Once she was established as a star, she stopped recording for several years to stay home and raise her daughter. She recalls one low point when finances were so strained that she sold two guitars worth $5,000 to a man on the corner for $1,000 in order to provide Christmas for her child and family.
Even while she struggled, she wrote continuously, no more effectively than during the despair she was undergoing while turning out the gems in “Congo Square.” Just as the title song pays homage to the ghosts of slaves and the city’s fabled musicians who congregate there, so do other numbers tap the past. Her inspirations were artists like Aretha Franklin, Marvin Gaye and Isaac Hayes who touched her through their distinctive styles.

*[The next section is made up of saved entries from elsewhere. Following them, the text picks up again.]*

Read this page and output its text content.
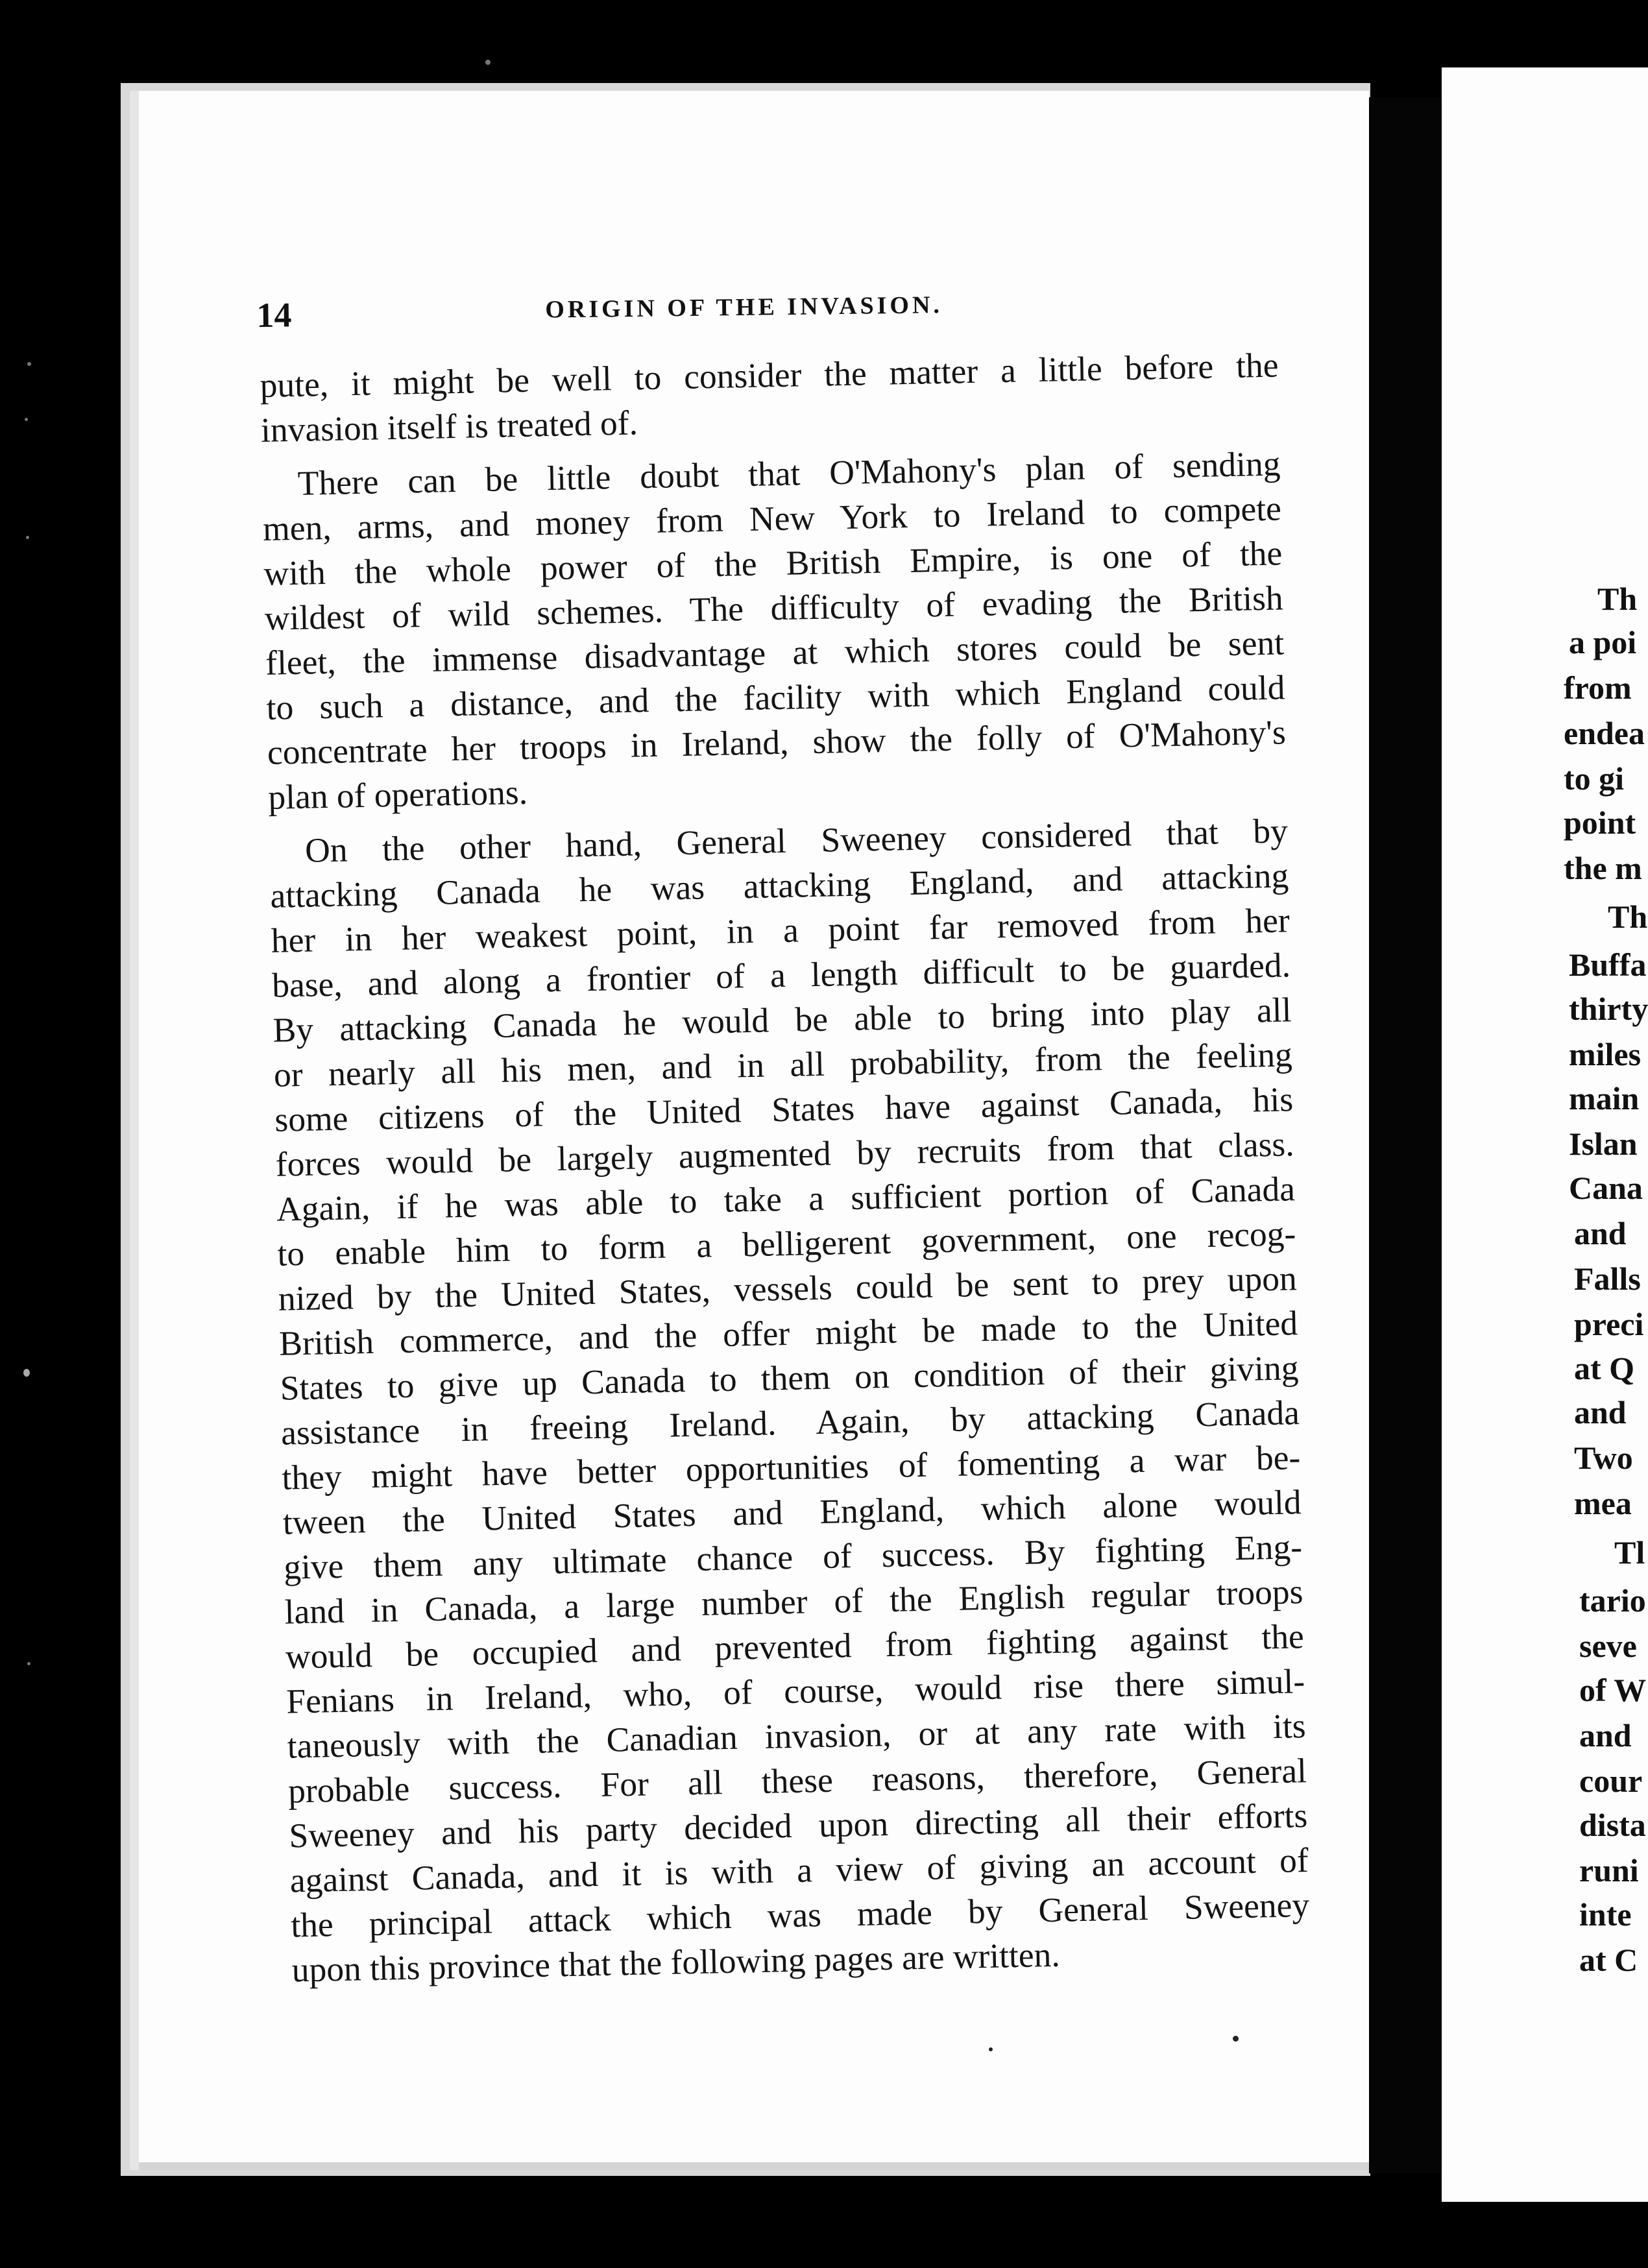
14	ORIGIN OF THE INVASION.
pute, it might be well to consider the matter a little before the
invasion itself is treated of.
There can be little doubt that O'Mahony's plan of sending
men, arms, and money from New York to Ireland to compete
with the whole power of the British Empire, is one of the
wildest of wild schemes. The difficulty of evading the British
fleet, the immense disadvantage at which stores could be sent
to such a distance, and the facility with which England could
concentrate her troops in Ireland, show the folly of O'Mahony's
plan of operations.
On the other hand, General Sweeney considered that by
attacking Canada he was attacking England, and attacking
her in her weakest point, in a point far removed from her
base, and along a frontier of a length difficult to be guarded.
By attacking Canada he would be able to bring into play all
or nearly all his men, and in all probability, from the feeling
some citizens of the United States have against Canada, his
forces would be largely augmented by recruits from that class.
Again, if he was able to take a sufficient portion of Canada
to enable him to form a belligerent government, one recog-
nized by the United States, vessels could be sent to prey upon
British commerce, and the offer might be made to the United
States to give up Canada to them on condition of their giving
assistance in freeing Ireland. Again, by attacking Canada
they might have better opportunities of fomenting a war be-
tween the United States and England, which alone would
give them any ultimate chance of success. By fighting Eng-
land in Canada, a large number of the English regular troops
would be occupied and prevented from fighting against the
Fenians in Ireland, who, of course, would rise there simul-
taneously with the Canadian invasion, or at any rate with its
probable success. For all these reasons, therefore, General
Sweeney and his party decided upon directing all their efforts
against Canada, and it is with a view of giving an account of
the principal attack which was made by General Sweeney
upon this province that the following pages are written.
Th
a poi
from
endea
to gi
point
the m
Th
Buffa
thirty
miles
main
Islan
Cana
and
Falls
preci
at Q
and
Two
mea
Tl
tario
seve
of W
and
cour
dista
runi
inte
at C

“Milk and Honey” refers to John Lennon’s final album, “Soldier” is a tribute to those serving overseas, “Ms. Coretta” honors the wife of Martin Luther King and “The Rose and the Thorn” recognizes life’s trials and the eternal hope for a new dawn. Perhaps the most beautiful is “Milk ‘N’ Honey,” a duet with her talented daughter, Rose LeBeau, whose own career is soaring.
Few young performers today know that Teena Marie is responsible for improving the artists’ rights they enjoy. The Brockert (her surname) Initiative prohibits record companies from holding unreleased creative materials and barring the artist from taking them to another company.
“My father, who passed when I was 20, would have been proud that I stood my ground and accomplished this for my fellow artists,” she says.
Today her primary responsibility is as caregiver to her 86-year-old mother. The tour dates and recording sessions are few and far between, but Teena Marie remains the bundle of energy that marked her Motown days. As she points out, you can’t keep a good woman down.